The Michigan State Spartans celebrate after defeating Rutgers on Saturday, Nov. 24, 2018, at Spartan Stadium in East Lansing.

The Spartans scored just two offensive touchdowns in the final four games, ranked 125th out of 129 teams in the Football Bowl Subdivision with 18.7 points and 116th with 342.1 total yards per game. They ran for just 124.8 yards per game (114th in rushing offense). Those are the worst averages in Dantonio’s 12 seasons.

And just like in 2012, the Spartans’ defense was good enough to overcome many offensive problems. They finished No. 1 in the nation against the run (77.9 yards allowed) and No. 10 overall in yards allowed (303.2). Their 17.2 points allowed per game ranked eighth in the country. Dantonio called it “as good as any defense we’ve had.”

“One of the biggest statistics I don’t think people really acknowledge is we had the fewest big plays (allowed) in the country … Explosive plays are probably the biggest indicator of scoring,” Dantonio said. “I would look at last year’s offensive struggles as just that — we didn’t have enough explosive plays.”

Michigan State's Kenny Willekes celebrates after a stop against Michigan during the first half on Saturday, Oct. 20, 2018, at Spartan Stadium.

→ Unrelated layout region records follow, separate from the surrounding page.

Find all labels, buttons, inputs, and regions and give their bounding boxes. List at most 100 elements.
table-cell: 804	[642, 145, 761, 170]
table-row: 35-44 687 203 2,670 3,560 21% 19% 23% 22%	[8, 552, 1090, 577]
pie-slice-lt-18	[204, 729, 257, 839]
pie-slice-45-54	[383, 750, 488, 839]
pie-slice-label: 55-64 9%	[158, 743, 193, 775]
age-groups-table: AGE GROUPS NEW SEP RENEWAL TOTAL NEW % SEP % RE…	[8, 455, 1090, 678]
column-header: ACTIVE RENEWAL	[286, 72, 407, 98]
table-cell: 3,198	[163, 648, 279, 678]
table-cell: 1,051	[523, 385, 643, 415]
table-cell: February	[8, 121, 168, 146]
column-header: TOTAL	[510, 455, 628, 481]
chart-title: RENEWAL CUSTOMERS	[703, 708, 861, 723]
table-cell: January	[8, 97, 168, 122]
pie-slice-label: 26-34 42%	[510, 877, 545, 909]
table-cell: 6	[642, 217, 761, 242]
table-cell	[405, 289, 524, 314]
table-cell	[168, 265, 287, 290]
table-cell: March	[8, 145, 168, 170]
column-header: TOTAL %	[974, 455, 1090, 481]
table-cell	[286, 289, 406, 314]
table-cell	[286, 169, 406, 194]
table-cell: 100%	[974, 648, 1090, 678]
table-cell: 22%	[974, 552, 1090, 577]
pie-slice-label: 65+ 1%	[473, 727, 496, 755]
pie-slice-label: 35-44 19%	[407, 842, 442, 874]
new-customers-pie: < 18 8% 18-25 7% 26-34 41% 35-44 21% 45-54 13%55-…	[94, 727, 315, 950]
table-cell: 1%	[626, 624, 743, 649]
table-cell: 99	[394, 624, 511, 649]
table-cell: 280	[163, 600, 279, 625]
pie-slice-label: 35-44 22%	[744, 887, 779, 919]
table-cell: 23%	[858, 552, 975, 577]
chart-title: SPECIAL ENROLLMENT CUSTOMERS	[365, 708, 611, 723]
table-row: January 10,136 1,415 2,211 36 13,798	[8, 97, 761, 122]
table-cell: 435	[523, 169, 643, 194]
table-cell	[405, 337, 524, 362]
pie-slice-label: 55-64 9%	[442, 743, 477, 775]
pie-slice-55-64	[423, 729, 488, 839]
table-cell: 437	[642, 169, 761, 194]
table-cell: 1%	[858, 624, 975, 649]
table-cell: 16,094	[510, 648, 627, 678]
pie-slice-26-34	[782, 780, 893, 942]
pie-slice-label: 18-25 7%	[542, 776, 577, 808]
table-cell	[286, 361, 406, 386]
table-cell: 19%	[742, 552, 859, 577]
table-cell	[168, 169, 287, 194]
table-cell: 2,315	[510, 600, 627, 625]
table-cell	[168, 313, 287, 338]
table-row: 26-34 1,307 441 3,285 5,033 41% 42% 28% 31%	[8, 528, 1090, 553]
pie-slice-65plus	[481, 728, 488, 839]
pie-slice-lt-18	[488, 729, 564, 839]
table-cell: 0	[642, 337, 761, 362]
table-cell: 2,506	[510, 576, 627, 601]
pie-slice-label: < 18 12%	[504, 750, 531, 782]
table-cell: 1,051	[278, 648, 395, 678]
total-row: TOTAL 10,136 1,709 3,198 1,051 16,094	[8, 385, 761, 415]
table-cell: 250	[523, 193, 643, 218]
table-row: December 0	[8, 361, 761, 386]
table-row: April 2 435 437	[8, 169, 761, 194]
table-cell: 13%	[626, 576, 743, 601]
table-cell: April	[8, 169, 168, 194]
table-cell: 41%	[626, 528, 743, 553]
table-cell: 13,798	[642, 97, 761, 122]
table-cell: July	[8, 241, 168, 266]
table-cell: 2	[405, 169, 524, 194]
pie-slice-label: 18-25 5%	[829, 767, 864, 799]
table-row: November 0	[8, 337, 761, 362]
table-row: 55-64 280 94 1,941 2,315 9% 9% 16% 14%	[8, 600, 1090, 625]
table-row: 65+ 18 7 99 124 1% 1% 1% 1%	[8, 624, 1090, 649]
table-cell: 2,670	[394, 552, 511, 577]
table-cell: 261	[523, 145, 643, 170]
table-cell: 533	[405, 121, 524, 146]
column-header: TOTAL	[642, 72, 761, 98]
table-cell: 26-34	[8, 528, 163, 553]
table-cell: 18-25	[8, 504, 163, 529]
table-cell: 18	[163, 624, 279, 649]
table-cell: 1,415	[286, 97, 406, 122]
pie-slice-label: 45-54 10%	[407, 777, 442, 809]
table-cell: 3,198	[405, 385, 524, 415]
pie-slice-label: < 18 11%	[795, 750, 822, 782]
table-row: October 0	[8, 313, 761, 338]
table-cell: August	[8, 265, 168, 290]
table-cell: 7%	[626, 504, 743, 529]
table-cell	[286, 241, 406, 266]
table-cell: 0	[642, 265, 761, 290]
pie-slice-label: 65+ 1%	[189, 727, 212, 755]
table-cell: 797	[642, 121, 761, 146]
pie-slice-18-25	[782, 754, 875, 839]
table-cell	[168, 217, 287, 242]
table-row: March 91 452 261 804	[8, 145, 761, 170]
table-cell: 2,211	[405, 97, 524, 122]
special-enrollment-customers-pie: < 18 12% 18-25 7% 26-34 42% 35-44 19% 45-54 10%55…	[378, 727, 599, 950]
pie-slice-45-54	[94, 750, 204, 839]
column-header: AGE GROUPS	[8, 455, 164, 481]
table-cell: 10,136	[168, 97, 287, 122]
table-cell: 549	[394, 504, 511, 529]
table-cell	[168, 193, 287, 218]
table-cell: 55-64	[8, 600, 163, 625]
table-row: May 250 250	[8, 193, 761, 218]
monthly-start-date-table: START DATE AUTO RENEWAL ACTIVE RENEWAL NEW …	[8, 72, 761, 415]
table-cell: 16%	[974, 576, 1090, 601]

MSU lost six games by a total of 51 points, an average of 8.5 per loss, and was competitive in all of them until the fourth quarter, when it was outscored 60-3 as the offense failed to sustain drives and left the defense vulnerable.

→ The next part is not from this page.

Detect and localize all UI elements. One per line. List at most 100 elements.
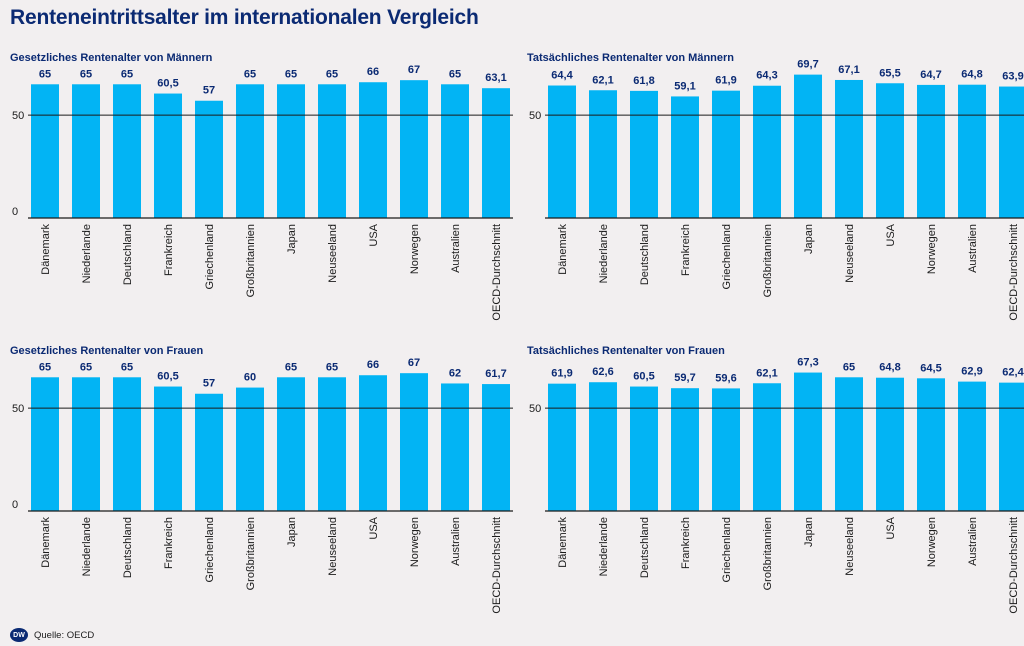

“Unfortunately, some things slipped out of our hands in 2012 that kind of led to some of the same things that happened at Michigan State last year,” Treadwell said. “Not closing games.”

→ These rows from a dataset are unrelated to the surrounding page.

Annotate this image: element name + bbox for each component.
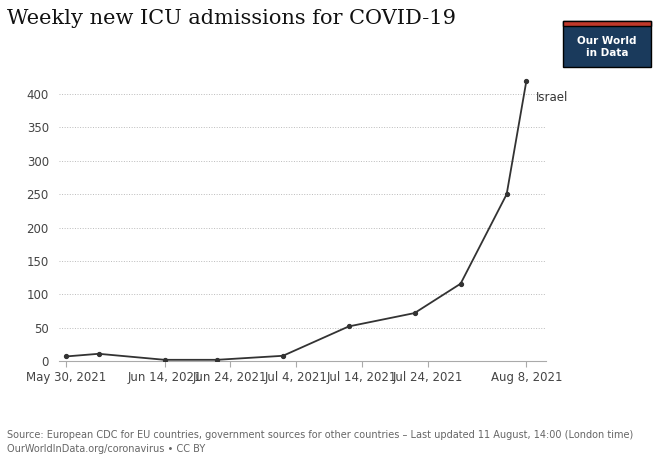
Text: Israel: Israel	[536, 91, 569, 104]
Text: Our World
in Data: Our World in Data	[577, 36, 637, 58]
Text: Weekly new ICU admissions for COVID-19: Weekly new ICU admissions for COVID-19	[7, 9, 455, 28]
Text: Source: European CDC for EU countries, government sources for other countries – : Source: European CDC for EU countries, g…	[7, 430, 633, 454]
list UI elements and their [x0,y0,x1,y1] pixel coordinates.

Again, Dantonio made changes to his staff, demoting Warner and Bollman and promoting Brad Salem as the new offensive coordinator, with the mission of “revamping our system and philosophy.”

“And now, we have to put that into more of a week-to-week, game-to-game type situation,” Dantonio said. “But there’s gotta be productivity, I don’t think there’s any question about that. I understand that. … I think people will notice a difference.”

Just as in 2013, there are a number of players — veteran voices and leaders — returning with starting experience, including nine on defense from the Redbox Bowl loss to Oregon.

On offense, they have the advantage of third-year starting quarterback in Lewerke and receivers in Darrell Stewart and Cody White, all of whom have produced when healthy.

Treadwell believes strong leadership will be a major key, much like it was in 2013. The hope is that hours of work during a long offseason between the season-ending 7-6 loss to Oregon and waiting for Friday’s opener against Tulsa will not be misspent.

The hope is that the seniors can exit just like Treadwell did. With a championship.

“My last year, I made sure that whatever happens, I’m gonna look myself in the mirror and I’m gonna have no regrets,” he said. “So I think some of those guys know that this is your last ride. How do you want to be remembered?”